Dans le cas qui nous occupe, elle est d’abord et avant tout Veeby, magnifique chanteuse de puissance, songstress ouverte à toutes les déclinaisons afro-soul.
Également fondatrice du festival Afropolitan Nomade, un événement qui se déplace régulièrement en Afrique, Veeby est aussi mère de deux enfants. Figure incontournable de l’afrosoul à Montréal, Veeby gagne à être connue au-delà du cercle de ses initiés, le nouvel album Sandj est une excellente occasion de tomber sous le charme de cette véritable force de la nature!
D’où cette interview avec PAN M 360.
PAN M 360 : Le dernier album remonte à 2012. Pourquoi neuf ans entre ces deux albums?
Veeby : Parce que j’avais besoin de vivre des choses et d’acquérir une solide expérience sur scène. Ça m’a permis de grandir musicalement avec mes musiciens, une chimie s’est installée en cours de route et … À un moment donné, on se lasse d’interpréter les mêmes chansons, il faut alors passer à autre chose. Et puis il faut trouver le temps et l’énergie pour financer la prochaine production. Vu mes tâches nombreuses, je n’ai pas toujours le temps de m’asseoir, de remplir des demandes de subventions et payer les musiciens. Or, le nerf de la guerre consiste à trouver les fonds et obtenir des revenus acceptables pour mes musiciens comme pour moi-même.
PAN M 360 : Vous menez une double carrière, comme vous le faisiez il y a presque 10 ans. Toujours réaliste ?
Veeby : Oui! Pour la Ville de Montréal et je travaille sur les questions de l’équité et de la lutte aux discriminations. Auparavant, j’étais chez Centraide et je me consacrais à la lutte contre la pauvreté. J’ai été formée pour ça, d’ailleurs – premier cycle universitaire en économie politique et maîtrise en administration publique. Ce que je fais hors de ma vie artistique est utile, défendre les plus vulnérables et les plus marginalisés demeure pour moi une grande préoccupation. La musique est pour moi une autre façon de m’exprimer, un autre vecteur d’expression, mais cela est très lié aux autres fonctions de ma vie publique. En fait, je m’inspire réciproquement de toutes les facettes de ma vie. J’aime chanter, j’aime faire de la musique, j’ai besoin d’aller régulièrement en Afrique, et j’aime aussi travailler auprès des plus démunis. Avec un peu d’organisation, j’arrive à dormir 8 heures par nuit, mes enfants sont équilibrés… Je m’organise bien quoi ! (rires)

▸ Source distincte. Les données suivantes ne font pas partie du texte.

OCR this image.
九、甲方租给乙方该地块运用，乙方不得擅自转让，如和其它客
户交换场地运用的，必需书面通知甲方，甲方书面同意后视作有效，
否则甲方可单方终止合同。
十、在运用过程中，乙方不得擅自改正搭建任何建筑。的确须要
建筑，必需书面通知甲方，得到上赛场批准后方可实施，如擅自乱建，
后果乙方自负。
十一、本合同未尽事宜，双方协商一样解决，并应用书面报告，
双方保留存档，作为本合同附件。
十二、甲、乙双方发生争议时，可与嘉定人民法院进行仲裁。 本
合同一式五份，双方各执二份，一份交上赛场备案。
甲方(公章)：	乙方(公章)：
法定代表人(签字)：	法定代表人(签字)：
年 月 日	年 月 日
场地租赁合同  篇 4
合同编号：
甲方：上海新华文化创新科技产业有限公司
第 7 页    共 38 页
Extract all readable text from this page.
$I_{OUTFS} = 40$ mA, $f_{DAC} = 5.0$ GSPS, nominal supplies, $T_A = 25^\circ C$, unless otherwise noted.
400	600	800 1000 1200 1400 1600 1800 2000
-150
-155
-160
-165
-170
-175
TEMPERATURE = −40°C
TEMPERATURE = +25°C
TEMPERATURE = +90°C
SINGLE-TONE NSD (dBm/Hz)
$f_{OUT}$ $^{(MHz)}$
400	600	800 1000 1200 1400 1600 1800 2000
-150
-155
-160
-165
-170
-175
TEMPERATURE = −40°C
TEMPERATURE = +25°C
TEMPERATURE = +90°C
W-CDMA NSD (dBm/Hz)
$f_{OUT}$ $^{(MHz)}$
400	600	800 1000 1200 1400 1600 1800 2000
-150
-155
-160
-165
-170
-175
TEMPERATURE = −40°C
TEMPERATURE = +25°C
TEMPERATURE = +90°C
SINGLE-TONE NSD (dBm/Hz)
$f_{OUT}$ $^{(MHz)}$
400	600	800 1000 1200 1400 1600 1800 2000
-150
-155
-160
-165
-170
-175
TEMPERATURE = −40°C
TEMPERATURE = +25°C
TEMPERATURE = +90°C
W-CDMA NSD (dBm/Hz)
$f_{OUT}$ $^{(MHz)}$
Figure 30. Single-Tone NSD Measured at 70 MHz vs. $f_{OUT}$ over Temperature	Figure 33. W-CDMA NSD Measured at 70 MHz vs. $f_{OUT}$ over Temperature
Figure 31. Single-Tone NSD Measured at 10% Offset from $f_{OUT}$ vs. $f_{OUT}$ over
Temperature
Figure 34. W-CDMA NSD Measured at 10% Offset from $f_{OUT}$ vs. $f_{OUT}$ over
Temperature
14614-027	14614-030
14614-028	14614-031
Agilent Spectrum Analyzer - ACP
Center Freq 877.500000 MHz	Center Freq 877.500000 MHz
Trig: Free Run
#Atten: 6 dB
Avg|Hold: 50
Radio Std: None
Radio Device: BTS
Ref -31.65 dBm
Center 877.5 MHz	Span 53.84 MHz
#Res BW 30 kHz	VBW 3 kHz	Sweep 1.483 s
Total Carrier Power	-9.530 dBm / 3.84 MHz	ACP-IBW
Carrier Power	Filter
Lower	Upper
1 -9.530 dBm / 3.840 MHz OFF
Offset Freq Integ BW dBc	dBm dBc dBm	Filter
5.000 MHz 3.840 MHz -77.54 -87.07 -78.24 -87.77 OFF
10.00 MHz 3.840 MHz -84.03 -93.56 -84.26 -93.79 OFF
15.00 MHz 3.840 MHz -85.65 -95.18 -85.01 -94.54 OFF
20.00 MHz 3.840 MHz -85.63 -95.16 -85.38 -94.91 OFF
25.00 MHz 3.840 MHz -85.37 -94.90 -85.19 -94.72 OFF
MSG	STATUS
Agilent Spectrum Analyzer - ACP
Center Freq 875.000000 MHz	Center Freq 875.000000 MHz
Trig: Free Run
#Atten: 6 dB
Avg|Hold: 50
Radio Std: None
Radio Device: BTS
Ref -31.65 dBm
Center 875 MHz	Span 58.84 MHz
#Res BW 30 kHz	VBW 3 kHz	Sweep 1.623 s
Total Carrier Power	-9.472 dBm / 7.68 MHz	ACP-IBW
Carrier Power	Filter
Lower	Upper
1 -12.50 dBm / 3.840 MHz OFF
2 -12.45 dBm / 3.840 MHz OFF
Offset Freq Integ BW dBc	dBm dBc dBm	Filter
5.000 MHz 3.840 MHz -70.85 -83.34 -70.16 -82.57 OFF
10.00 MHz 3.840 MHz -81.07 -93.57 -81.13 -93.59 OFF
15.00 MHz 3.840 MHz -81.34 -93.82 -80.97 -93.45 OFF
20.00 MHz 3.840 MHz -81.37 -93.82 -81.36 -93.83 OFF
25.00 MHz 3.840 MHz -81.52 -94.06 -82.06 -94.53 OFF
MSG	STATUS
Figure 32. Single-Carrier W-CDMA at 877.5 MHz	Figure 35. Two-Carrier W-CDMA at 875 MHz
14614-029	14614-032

PAN M 360 : Vous avez fondé le Festival Afropolitain Nomade, via lequel vous chantez régulièrement en Afrique.
Veeby : Exact. Le Festival Afropolitain nomade est un plateau itinérant d’artistes qui font le tour de l’Afrique francophone depuis 2012. Avec mes musiciens, nous avons parcouru une dizaine de pays en Afrique. D’autres artistes québécois et européens ont également voyagé grâce à Afropolitain nomade.
PAN M 360 : Qui forme le noyau de votre groupe de musiciens?
Veeby : Le directeur musical est le guitariste Mitcheal Madner Henry, qui a travaillé notamment au sein de Kalmunity Project et avec la chanteuse Malika Tirolien. Le percussionniste Elli Miller-Maboungou fait aussi partie du noyau, tout comme mon conjoint, Fredy Massamba qui signe les arrangements et la réalisation du nouvel album. David Francois, le bassiste du groupe s’est révélé excellent ingénieur du son, il a fait le mix et le matriçage de l’album. Aussi, le noyau est constitué de Chuck, actuel bassiste, de Nathan, le claviériste, et d’Ebed, le batteur.
PAN M 360 : Votre premier album était entièrement réalisé avec des beatmakers, ce qui n’est pas le cas cette fois.
Veeby : Effectivement, les chansons ont été majoritairement enregistrées avec des instrumentistes, alors que quatre beatmakers ont été approchés pour autant de pièces : Orphée de la République Démocratique du Congo, ANG du Cameroun (résidant à Londres), Engone Endong du Gabon, DJ Touch du Rwanda (résidant à Bruxelles).
PAN M 360 : Quelle est la principale différence entre votre premier album et celui -ci?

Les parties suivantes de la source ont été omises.